Most U.S. banks have upgraded their systems and tested them for months to be sure they won’t fall victim to the millennium bug. Many even plan to open their doors on Saturday to show that they are engaging in “business as usual” and to discourage mass withdrawals. Unruly mobs of passbook-waving citizens will be welcomed with free lollipops and circuitous, imperceptibly moving queues.

Is my Furby Y2K-compliant?

Tiger Electronics, Furby’s manufacturer, cautions that some Furbies may turn feral at 12:01 a.m. Saturday and begin gorging on household pets and small children. Tiger stresses that there is no cause for alarm, but the company strongly recommends letting your Furby sleep through the New Year, preferably in a locked metal box buried at least 16 feet underground.

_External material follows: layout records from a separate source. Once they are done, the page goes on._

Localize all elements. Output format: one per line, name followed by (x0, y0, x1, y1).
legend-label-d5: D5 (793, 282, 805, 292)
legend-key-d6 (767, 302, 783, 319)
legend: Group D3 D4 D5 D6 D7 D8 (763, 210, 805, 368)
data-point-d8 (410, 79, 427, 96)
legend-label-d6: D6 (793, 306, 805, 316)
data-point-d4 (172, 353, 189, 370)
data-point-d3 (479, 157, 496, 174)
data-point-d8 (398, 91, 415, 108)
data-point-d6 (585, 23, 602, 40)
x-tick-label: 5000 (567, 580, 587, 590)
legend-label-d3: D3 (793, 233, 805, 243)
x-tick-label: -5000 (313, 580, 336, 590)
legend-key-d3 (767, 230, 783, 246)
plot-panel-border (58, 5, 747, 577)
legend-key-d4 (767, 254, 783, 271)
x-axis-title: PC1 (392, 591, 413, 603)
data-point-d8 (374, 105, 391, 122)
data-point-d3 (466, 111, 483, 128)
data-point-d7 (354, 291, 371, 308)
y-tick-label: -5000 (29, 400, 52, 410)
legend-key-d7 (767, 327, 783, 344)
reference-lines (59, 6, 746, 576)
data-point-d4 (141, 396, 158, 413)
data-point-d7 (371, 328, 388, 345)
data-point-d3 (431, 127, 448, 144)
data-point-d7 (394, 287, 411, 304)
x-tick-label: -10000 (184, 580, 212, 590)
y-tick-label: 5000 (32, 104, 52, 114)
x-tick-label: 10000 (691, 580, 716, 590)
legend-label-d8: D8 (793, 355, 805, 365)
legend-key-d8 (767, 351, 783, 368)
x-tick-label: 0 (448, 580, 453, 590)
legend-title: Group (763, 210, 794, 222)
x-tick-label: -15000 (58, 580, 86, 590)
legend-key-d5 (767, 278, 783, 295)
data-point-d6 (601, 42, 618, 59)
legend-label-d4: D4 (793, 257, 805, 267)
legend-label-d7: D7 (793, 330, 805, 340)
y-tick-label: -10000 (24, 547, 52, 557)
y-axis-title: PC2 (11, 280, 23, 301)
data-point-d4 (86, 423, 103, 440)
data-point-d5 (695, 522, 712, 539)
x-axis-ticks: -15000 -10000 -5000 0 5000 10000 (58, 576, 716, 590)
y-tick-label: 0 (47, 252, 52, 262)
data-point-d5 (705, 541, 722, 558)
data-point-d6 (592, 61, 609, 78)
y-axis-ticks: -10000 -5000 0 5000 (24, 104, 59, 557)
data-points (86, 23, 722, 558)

What if I choose to spend the New Year’s holiday engaging in my favorite pastime? Hacking, that is.

John Koskinen, chairman of the President’s Council on Year 2000 Conversion, asks that you kindly refrain. He suggested to a group of reporters earlier this month that hackers seeking to make a point about the need for increased security should make it the following weekend, when the Y2K frenzy will presumably have waned. He also beseeched anyone planning to hack into Hotmail’s servers to please retrieve his password, which he had written down on a scrap of paper that has apparently disappeared from his wallet.

What about Y2K problems in countries outside the U.S.?

Many nations were late to start identifying and eliminating Y2K bugs. In a statement released in July, the State Department cautioned, “All U.S. citizens planning to be abroad in late 1999 or early 2000 should take the potential for temporary disruptions related to Y2K into account when making their travel plans.” As an example, half of the countries in sub-Saharan Africa have done little or nothing to get ready for the new millennium, according to the International Y2K Cooperation Center, an agency of the World Bank. The other half, reassuringly, have already gone straight to their local Kia dealer for great deals on the 2000 Sportage and Sephia.

What’s this I hear about Champagne shortages?

In some parts of the world, true French-made champagne will be scarce, usually because of parsimonious party planners. Revelers will be plied with domestic sparkling wine and, in some situations, ginger ale chilled with floating scoops of store-brand sherbet. Do not panic. The situation can be remedied by uttering cutting comments about your hosts to anyone within earshot.

How can I differentiate everyday glitches from serious Y2K problems?

Here are some clues to help you distinguish Y2K-induced traumas from the ordinary variety: Pieces of airplane fuselage plummeting into your living room may be an indicator of a Y2K problem. Being unable to find the remote during a crucial bowl game is, in most cases, not an indicator of a Y2K problem.